Attica Governor George Patoulis; EIB Vice President Andrew McDowell; Finance Minister and EIB Governor Christos Staikouras; Infrastructure Minster Konstantinos Karamanlis. Photo source: EIB, Richard Willis.

Attica Governor George Patoulis; EIB Vice President Andrew McDowell; Finance Minister and EIB Governor Christos Staikouras; Infrastructure Minster Konstantinos Karamanlis.
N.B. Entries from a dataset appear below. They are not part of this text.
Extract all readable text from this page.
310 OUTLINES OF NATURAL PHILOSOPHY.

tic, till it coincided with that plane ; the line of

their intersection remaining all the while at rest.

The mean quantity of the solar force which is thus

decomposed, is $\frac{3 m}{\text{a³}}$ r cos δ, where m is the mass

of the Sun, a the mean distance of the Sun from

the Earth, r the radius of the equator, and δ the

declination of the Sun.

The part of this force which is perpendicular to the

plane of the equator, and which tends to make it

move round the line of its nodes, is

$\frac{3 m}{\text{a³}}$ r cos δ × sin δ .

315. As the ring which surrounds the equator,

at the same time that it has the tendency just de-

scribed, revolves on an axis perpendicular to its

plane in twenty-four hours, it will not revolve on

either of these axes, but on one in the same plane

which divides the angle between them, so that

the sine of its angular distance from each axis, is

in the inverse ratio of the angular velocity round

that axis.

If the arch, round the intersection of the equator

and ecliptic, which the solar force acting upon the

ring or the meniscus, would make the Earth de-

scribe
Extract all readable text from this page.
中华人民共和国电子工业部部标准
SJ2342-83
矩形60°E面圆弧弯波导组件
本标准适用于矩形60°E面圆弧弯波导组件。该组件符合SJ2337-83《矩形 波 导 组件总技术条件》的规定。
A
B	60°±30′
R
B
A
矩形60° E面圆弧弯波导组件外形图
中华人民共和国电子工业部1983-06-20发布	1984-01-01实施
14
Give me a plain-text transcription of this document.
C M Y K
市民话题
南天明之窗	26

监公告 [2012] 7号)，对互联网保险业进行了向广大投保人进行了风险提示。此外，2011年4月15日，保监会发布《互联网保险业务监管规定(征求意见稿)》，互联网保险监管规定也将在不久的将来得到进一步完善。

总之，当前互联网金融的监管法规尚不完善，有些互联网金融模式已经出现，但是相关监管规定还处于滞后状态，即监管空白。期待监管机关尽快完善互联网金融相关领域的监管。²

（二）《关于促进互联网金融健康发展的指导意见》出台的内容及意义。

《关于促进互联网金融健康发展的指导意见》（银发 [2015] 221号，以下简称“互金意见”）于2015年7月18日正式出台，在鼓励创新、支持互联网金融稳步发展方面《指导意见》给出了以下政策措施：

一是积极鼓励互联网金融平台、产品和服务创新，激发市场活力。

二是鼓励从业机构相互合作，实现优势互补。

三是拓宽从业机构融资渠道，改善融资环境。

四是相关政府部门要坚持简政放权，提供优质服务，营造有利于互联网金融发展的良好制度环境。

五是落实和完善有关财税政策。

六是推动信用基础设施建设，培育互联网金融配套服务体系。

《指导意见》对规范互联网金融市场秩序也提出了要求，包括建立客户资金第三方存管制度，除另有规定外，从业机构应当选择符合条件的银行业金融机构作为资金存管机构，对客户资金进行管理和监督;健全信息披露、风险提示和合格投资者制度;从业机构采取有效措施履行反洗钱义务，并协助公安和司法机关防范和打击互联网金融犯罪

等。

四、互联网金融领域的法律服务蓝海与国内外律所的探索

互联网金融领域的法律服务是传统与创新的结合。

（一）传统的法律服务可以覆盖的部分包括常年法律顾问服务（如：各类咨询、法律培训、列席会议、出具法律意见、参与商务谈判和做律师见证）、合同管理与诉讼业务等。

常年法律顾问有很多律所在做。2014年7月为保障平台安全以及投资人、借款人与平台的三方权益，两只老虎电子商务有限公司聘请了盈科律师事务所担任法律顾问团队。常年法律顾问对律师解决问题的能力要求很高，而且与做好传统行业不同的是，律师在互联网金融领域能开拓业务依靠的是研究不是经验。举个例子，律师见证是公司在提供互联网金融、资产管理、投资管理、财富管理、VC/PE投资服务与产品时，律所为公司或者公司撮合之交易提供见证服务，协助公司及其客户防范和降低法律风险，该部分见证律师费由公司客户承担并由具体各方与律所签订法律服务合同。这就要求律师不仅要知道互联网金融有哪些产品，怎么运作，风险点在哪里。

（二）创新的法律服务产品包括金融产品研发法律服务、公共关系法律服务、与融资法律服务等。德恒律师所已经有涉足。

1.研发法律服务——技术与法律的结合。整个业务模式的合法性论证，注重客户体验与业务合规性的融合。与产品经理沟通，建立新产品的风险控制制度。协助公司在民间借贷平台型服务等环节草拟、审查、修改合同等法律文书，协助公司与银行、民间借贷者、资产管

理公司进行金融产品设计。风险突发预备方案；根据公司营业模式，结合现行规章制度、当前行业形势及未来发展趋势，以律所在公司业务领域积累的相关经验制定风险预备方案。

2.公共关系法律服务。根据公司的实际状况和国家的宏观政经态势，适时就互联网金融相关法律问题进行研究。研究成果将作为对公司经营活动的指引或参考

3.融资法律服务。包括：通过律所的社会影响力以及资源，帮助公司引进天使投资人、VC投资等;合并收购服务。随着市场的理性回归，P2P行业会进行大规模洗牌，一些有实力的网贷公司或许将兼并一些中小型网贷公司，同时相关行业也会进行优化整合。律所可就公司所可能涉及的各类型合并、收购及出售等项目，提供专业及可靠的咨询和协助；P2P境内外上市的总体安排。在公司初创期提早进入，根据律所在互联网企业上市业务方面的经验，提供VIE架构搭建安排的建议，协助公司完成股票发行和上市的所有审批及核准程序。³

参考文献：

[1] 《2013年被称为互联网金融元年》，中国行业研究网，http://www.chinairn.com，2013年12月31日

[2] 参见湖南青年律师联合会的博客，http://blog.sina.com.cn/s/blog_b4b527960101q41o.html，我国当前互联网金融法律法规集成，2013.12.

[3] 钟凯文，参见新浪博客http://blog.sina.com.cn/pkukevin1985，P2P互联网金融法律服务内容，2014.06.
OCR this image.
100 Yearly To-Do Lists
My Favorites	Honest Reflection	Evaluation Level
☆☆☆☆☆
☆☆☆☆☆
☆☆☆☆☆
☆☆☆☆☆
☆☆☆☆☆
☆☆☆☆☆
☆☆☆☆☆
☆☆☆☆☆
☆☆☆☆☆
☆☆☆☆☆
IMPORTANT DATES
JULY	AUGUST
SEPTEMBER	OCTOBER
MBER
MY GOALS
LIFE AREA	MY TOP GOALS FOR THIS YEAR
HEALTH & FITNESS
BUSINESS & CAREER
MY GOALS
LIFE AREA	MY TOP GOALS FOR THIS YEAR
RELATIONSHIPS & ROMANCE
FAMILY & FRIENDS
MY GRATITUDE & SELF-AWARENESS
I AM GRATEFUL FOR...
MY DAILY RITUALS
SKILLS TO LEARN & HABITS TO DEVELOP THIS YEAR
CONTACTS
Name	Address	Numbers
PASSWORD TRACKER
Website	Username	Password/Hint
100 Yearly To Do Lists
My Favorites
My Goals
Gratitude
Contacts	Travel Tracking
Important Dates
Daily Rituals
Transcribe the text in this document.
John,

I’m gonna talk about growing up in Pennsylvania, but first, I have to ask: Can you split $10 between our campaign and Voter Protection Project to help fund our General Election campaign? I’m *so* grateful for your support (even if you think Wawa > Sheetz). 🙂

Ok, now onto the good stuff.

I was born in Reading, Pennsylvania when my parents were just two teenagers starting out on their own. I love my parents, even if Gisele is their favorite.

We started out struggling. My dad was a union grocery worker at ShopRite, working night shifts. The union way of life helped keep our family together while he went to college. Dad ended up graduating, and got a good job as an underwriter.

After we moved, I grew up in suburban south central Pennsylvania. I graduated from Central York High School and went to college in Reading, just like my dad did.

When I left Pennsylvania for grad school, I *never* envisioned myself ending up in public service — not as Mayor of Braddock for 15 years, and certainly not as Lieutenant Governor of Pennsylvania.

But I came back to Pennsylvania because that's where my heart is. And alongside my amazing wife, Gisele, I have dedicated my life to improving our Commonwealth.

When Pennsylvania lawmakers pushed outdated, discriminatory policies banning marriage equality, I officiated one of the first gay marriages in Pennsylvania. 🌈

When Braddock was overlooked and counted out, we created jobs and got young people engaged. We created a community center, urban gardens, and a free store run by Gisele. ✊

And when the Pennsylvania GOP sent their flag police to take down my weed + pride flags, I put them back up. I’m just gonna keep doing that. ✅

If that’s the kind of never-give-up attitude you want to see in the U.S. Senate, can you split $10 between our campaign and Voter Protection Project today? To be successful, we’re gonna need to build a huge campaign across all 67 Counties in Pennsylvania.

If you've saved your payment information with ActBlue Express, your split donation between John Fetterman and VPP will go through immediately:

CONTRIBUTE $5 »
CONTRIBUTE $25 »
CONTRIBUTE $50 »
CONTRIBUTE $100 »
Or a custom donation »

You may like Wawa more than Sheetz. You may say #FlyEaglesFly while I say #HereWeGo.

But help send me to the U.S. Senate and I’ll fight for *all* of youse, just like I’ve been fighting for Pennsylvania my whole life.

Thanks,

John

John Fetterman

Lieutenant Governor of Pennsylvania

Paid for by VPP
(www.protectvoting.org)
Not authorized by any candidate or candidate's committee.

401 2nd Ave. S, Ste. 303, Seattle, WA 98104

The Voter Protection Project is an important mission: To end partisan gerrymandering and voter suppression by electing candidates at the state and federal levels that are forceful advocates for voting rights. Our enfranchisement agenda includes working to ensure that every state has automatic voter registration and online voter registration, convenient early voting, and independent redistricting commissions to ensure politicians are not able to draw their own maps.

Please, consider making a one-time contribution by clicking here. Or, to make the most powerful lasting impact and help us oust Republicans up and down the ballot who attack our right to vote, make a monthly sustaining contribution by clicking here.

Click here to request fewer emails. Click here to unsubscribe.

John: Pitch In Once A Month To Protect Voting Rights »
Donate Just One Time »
Photo source: EIB, Richard Willis.

The European Investment Bank (EIB) said it will be backing new investments to protect homes and businesses across Greece from flooding and climate change.

The 25-year, 150-million-euro loan will support a 355-million-euro plan to upgrade flood protection for some 500,000 people in Athens, Thessaloniki and the Peloponnese.

More specifically, under the scheme, 10 flood protection projects will be funded over the next four years, including seven in Attica, two in Thessaloniki and one in the Peloponnese.

Projects include heightening river embankments, deepening river channels, improving storm water drainage and increasing floodwater retention – all aiming to reduce the risk of future flooding in Greek cities.

Photo source: EIB

The emergency plan, the largest ever EIB loan for flood protection in Greece, is a national priority in view of climate change and an expected increase in the frequency of flash floods and prolonged rainfall.

The agreement was signed in Athens, last month by Finance Minister and EIB Governor Christos Staikouras, Infrastructure Minster Konstantinos Karamanlis, and EIB Vice President, Andrew McDowell, who was in Greece on a three-day visit.

Photo source: EIB

“New investment is essential to save lives and property from flooding in vulnerable communities across Greece. Sustainable development is a high priority on the Greek government agenda, to ensure environmental protection and act decisively towards addressing the impact of climate change,” said Staikouras.

It should be noted, that since 2000, more than 16,000 people have been directly impacted by flooding in Greece, costing over 1 billion euros in damages.